Now, we want to consider a paradox.

A paradox happens when there are two different arguments which give

different translations you should- that is a kind of a conflict between reasonings,

two different way of reasoning.

So paradox is known in the setting with children but.

So imagine some woman has two children and you know that at least one of them is a girl.

So what is the probability that there are two girls?

The other child. She has two daughters?

Okay, This is a biological question and whether they dependent,

the sex of the two siblings is dependent or not.

But just to ignore this problem,

let's consider the cleaned formulation without any biological information.

So Mary just make two times she tossed a coin.

And it's known that at least one of outcomes is a tail.

And so, what are the probability to have two tails?

And I will show you two arguments,

which give different answer.

The first argument. First solution.

Of course, if there is one of the outcomes is a tail,

then there are two cases.

Either the first bit is a tail or a second bit is a tail.

And of course this case are completely symmetric,

so we can consider one of them.

We may as they say,

we may assume without loss of generality that it was the first case, for example.

First bit a tail.

And then there are two possible outcomes,

tail head and tail tail.

And this is a favorable outcome when we have two tails.

So there are two outcomes equiprobable and one of them is favorable,

so the probabilities one have.

So are you convinced?

What do you think?

Let me show you another solution.

It's more formal without this loss of generality stories.

Here is again the question.

And now we're just consider

four equiprobable outcomes: head head, head tail, tail head, tail tail.

And just don't do the boring thing we just look at all the other events.

So event here this event,

C, at least one tail.

Where is it? It's here, here and here.

So it's probability three over four.

And this event probability of two tails is just this one.

So among the three events we have only one.

Event E is two tails it's only one outcome in probability one over four.

And actually it's now easier to compute the conditional probability here, is it?

So we divide this one fourth over three fourth,

is one over three, or we can say that there's a condition is this, and the event is this.

Now event is a part of the condition.

So out of three possible outcomes,

our event selects one,

so it's one over three.

So what do you think? Which argument is correct?

Actually the second one is correct.

And to understand what is the error in the first argument we should look at a picture.

And first we should read the problem statement and parse the problem statements to say.

So here as shown in colors,

I prepared the slide.

So it's just the same statement,

but there are three parts.

The blue one, this one,

yellow one, and the red one or magenta one.

Okay. What is the role of the three parts?

The first part is just sets the probability space.

Mary tossed a fair coin twice means that there

are four outcomes and they are equiprobable.

This is not said explicitly but if you are in probability theory textbook,

you always assume this,

If it's not said even if it's not said explicitly.

And then here's the condition,

at least one of the outcome is a tail.

So it's a condition which is event made of three outcomes.

And the probability of this event is three over four,

here it is, the outcome of probability.

And so there is certain space,

the condition and now the event we are interested in.

So event E is two tails and this is one,

is part of the C. And this had probability one fourth,

and the condition of the probability is one over three.

So I just repeated the second argument but there are

only difference is I clearly separated here,

the setting of the probability space and the condition.

So it's, when you read this,

it's not clear just Mary toss the coin at least of the

one of the outcomes like kind of story.

But if you want to ask a probability question,

you should clearly see,

clearly distinguish the probability space and the condition.

And actually it was the source of many errors.

I think that just in 19th century people do not understand this clearly.

And this was a source of many paradoxes and so on.

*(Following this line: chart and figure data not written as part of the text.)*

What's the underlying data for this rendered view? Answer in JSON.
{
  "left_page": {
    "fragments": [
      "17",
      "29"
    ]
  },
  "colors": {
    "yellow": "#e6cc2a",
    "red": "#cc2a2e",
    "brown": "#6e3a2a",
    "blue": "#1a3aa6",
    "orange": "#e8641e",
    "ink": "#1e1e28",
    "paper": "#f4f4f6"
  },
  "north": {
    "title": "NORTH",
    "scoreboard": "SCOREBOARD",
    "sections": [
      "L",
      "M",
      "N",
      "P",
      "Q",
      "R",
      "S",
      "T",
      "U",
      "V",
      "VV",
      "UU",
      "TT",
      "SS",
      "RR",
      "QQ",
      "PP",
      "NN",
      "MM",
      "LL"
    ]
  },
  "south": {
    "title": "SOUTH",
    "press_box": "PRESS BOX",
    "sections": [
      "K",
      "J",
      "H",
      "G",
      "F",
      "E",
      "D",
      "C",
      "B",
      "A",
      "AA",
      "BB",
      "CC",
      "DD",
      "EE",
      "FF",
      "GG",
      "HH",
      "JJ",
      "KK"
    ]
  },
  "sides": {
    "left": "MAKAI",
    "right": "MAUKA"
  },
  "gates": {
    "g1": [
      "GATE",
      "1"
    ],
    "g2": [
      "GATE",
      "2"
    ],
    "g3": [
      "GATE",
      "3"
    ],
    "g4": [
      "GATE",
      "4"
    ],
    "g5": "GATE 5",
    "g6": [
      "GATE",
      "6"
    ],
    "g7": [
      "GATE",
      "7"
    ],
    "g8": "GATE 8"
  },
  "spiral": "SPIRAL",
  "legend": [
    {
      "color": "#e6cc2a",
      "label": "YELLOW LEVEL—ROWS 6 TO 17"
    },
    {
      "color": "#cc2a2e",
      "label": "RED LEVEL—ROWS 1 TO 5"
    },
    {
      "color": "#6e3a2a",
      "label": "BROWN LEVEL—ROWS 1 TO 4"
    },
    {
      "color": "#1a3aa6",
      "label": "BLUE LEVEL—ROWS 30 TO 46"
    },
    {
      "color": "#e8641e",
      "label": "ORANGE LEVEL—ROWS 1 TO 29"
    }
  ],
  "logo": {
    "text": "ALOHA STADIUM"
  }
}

But hopefully now people are better at this.

And we can look on the fourth,

first solution wrong solution.

Why, what we really did there and there is a picture.

This is a picture for the correct solution.

We have this space, this blue one, things,

condition, this olive one,

and event. This is event.

So what we did in the first solution,

we consider two other events.

C prime and C double prime.

And this is the event in the second tier,

this is the first tier.

Maybe they should be denoted.

But anyway there are two events and together they make the condition

C. But and for each of them the conditional probability is different.

It's one over two. And for the entire condition it's one over three.

So when we, when we say without loss of generality,

we do a very bad thing.

We replace this by this,

only because this event C is a union of these two symmetric events,

C prime and C double prime.

But for each of them,

the conditional probability is different so you cannot replace.

And kind of my take home message.

That information is not I can not always,

you should distinguish between information (which explain the

space) and the condition (which is part of the problem).

So your first, you should explain what the probability space is,

and then you say the condition in the event,

and then the problem is set.

And if you just make some kind of a story,

it's very easy way to get into trouble.

You should should avoid this and be clear.